Program for Simple Pointers with Explanation

Program

#include <stdio.h>
main ()
{
   int i;         //A
   int * ia;      //B
   i = 10;        //C
   ia = &i;   //D

    printf (" The address of i is %8u \n", ia);          //E
    printf (" The value at that location is %d\n", i);   //F
    printf (" The value at that location is %d\n", *ia); //G
  *ia = 50;                                //H
    printf ("The value of i is %d\n", i);                //I
}

Explanation

1. The program declares two variables, so memory is allocated for two variables. i is of the type of int, and ia can store the address of an integer, so it is a pointer to an integer.
2. The memory allocation is as follows:
3. i gets the address 1000, and ia gets address 4000.
4. When you execute i = 10, 10 is written at location 1000.
5. When you execute ia = &i then the address and value are assigned to i, thus i has the address of 4000 and value is 1000.
6. You can print the value of i by using the format %au because addresses are usually in the format unsigned long, as given in statement E.
7. Statement F prints the value of i, (at the location 1000).
8. Alternatively, you can print the value at location 1000 using statement G. *ia means you are printing the value at the location specified by ia.

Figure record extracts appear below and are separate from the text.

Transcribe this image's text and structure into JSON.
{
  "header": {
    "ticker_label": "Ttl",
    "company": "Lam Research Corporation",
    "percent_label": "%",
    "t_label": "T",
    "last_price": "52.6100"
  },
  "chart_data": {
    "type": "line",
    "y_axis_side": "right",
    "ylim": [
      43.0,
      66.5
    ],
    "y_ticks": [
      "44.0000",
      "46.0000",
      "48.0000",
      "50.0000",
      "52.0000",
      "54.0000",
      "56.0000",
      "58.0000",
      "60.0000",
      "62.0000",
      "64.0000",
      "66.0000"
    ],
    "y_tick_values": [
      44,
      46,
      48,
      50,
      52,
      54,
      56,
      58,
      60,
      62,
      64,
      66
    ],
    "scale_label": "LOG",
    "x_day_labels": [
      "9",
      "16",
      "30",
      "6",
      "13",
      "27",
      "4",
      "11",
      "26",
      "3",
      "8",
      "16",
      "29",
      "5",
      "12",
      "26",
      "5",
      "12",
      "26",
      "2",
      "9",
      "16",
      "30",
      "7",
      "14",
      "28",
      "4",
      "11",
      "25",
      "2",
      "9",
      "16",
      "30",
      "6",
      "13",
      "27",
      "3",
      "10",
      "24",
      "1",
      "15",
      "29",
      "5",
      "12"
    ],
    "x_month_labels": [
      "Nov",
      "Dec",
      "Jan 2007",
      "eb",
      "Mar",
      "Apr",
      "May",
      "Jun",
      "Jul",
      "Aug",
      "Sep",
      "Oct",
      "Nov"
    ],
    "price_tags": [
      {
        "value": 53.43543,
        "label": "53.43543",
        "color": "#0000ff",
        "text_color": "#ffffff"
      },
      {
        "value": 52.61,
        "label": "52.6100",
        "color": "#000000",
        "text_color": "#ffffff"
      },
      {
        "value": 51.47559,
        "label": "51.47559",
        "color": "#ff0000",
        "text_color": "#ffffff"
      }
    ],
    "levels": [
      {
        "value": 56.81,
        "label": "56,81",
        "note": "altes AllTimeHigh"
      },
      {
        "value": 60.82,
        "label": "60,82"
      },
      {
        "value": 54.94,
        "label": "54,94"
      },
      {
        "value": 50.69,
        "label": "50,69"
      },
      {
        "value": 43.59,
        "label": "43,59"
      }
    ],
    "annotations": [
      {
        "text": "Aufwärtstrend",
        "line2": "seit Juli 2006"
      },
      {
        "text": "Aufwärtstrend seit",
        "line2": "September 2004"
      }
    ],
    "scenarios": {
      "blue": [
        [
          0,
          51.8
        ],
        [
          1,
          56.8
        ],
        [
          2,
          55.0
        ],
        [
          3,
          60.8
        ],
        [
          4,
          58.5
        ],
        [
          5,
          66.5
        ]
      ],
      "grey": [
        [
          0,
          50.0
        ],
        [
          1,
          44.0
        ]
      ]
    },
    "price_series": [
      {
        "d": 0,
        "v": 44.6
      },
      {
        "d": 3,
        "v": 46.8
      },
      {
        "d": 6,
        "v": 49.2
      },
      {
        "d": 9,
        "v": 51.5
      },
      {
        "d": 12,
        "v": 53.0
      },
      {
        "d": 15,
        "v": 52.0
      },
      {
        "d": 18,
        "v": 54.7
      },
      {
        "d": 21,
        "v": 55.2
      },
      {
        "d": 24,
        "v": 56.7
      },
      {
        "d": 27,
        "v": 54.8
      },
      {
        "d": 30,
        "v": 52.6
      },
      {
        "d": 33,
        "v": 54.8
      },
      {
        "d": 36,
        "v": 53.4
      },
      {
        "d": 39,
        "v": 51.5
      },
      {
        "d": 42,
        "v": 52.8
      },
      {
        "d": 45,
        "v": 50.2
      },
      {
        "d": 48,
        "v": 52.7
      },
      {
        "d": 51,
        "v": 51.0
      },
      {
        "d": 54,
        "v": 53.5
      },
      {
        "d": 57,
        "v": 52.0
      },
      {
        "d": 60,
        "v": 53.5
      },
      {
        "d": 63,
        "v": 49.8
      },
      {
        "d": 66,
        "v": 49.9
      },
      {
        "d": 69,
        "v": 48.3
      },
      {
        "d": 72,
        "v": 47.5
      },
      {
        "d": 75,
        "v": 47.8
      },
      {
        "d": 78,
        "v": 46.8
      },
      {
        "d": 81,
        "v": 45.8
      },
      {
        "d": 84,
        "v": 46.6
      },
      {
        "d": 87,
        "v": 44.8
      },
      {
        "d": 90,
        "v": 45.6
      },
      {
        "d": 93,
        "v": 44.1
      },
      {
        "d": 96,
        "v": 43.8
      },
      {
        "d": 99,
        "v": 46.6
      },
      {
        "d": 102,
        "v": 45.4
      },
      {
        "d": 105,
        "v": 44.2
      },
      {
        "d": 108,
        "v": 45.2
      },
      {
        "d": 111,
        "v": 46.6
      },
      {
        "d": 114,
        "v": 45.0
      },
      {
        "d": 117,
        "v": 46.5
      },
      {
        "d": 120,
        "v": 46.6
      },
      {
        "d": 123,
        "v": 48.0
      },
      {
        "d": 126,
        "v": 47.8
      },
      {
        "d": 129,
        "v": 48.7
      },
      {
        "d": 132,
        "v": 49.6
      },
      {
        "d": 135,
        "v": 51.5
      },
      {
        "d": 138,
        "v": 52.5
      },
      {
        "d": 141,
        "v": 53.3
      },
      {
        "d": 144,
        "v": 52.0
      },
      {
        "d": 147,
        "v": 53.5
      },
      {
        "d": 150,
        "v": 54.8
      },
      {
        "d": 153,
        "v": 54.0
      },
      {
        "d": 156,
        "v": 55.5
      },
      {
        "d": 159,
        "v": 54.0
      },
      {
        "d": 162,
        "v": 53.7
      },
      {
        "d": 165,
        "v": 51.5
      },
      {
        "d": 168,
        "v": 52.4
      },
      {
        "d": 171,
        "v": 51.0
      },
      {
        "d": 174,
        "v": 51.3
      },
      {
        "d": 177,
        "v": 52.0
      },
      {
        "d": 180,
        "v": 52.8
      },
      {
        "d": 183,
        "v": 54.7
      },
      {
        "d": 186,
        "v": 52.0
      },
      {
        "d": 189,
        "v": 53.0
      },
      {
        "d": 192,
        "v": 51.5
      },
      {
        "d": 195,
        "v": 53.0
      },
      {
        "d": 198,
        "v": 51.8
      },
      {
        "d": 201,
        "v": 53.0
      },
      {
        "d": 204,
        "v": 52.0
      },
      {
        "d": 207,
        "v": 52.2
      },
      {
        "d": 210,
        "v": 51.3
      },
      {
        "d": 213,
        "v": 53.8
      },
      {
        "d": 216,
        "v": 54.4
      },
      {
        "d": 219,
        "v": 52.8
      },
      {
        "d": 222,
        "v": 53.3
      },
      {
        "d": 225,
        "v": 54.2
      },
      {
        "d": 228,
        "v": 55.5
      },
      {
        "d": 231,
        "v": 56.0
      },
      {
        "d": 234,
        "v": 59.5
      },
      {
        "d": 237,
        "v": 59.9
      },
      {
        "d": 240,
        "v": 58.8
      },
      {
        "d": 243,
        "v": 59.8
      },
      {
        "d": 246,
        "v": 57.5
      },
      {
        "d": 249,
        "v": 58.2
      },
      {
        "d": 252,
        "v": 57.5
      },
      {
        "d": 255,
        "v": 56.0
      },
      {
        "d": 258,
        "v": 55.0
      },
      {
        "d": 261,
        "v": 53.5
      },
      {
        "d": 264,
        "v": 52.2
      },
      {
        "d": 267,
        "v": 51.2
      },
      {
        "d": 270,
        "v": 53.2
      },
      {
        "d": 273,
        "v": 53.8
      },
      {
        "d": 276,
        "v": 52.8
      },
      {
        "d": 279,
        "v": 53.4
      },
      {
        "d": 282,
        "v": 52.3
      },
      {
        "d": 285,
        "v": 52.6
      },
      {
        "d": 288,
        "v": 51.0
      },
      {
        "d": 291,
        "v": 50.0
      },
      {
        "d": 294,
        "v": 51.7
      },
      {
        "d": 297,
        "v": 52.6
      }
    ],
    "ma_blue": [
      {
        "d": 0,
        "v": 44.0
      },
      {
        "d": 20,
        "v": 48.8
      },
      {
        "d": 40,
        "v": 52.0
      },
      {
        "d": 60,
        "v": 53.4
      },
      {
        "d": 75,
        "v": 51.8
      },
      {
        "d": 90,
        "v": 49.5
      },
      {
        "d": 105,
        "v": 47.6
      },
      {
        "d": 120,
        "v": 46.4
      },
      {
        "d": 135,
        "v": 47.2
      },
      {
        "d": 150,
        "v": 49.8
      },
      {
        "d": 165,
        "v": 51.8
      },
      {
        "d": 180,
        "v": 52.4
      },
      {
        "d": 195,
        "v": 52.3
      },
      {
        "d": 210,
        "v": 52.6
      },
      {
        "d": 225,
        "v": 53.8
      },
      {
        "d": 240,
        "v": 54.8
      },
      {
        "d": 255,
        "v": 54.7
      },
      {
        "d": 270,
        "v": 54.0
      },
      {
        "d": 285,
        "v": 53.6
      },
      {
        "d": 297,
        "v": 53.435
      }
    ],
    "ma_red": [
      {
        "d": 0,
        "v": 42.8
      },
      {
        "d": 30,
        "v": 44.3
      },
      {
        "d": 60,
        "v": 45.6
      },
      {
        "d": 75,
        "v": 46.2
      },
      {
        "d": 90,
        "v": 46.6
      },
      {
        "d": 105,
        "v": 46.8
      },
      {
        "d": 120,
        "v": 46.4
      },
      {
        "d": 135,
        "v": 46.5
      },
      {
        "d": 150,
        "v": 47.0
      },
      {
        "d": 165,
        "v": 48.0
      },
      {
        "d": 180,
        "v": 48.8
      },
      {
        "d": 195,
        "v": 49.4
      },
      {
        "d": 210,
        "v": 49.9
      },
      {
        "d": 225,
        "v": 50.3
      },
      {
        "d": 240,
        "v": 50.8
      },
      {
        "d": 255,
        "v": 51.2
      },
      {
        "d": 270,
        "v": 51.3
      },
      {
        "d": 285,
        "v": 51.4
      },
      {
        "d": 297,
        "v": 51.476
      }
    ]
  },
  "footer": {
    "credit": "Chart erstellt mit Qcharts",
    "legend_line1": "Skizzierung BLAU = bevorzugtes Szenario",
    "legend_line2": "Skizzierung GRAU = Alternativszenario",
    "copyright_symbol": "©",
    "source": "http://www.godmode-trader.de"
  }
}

Since i has the value for 1000, it will print the value at location 1000.
9. When you execute *ia = 50, which is specified by statement H, the value 50 is written at the location by ia. Since ia specifies the location 1000, the value at the location 1000 is written as 50.
10. Since i also has the location 1000, the value of i gets changed automatically from 10 to 50, which is confirmed from the printf statement written at position i.